Political information sites offer tools that resemble those on dating sites, where the uncommitted voter can answer questions to a match engine that spits out an ideal candidate.

Paul Festa Staff Writer, CNET News.com
Paul Festa
covers browser development and Web standards.
Paul Festa
2 min read
With online searches for boyfriends and girlfriends now commonplace, Web sites are encroaching on a different kind of matchmaking--between voters and political candidates.

Increasingly, political news and information sites offer tools that resemble those on dating sites, where the uncommitted can answer questions about themselves to an engine that spits out an ideal candidate or a ranked list of potential matches.

One scholar of elections applauded the online political matchmakers, citing the difficulty voters can have determining shifting stands on many issues from multiple candidates through media coverage that tends to focus more on daily campaign events than policy stands.

"What's great about these sites is they've made the effort to characterize where the candidate stands, and they've made the matching process easy," said Jon Krosnick, a visiting professor of communications at Stanford University and board member of the National Election Studies. "I think it's a terrific idea."

Sites that offer candidate match engines for the coming U.S. presidential election range from lesser-known voter education projects, such as SelectSmart.com and OnTheIssues.org, to America Online's President Match.

"In 2000, this proved to be our most popular one-off feature of the election guide," said Kathleen Hayden, a senior programming manager for AOL News. Since the 2004 version launched earlier this month, "we have seen the same indications that this is proving to be one of its most popular features."

The political matchmakers enjoy significant word-of-mouth exposure on discussion boards, blogs and e-mail lists. But they also receive criticism from some voters.
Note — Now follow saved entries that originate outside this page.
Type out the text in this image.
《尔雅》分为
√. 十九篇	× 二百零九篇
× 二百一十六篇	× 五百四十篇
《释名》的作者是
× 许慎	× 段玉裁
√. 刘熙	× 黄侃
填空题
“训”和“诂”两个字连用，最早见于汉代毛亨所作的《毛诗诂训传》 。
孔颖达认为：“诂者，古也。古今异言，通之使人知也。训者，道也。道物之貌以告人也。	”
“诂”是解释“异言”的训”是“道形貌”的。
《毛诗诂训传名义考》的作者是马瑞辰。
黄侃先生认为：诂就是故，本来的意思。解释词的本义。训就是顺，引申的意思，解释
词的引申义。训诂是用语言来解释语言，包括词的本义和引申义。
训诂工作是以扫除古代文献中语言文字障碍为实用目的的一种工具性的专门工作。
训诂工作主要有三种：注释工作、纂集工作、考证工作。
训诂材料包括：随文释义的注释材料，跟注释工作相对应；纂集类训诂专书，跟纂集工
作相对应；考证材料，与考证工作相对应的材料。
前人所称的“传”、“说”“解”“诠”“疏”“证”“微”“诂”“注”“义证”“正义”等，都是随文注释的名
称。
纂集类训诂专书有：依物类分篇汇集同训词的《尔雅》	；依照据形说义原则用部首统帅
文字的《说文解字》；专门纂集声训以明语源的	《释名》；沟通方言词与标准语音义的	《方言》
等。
"I can't put too much stock in any quiz of this format," Dan Hall, a Ph.D. student in linguistics at the University of Toronto, wrote in response to a blog about President Match. "I think the multiple choice approach to issues is limited and (more dangerously) limiting. I don't just want a candidate who opposes the invasion of Iraq and the (USA) Patriot Act; I want one who also proposes creative, substantive, effective alternatives."

AOL's Hayden acknowledged that the matchmaking engines are reductive, but called them useful in the context of the election site's other offerings.

"I'd have that concern if it were the only feature we were offering," Hayden said. "But we have the luxury of having an entire election guide."

Other sites offer political matchmaking engines to introduce people to alternative political parties or political ideologies.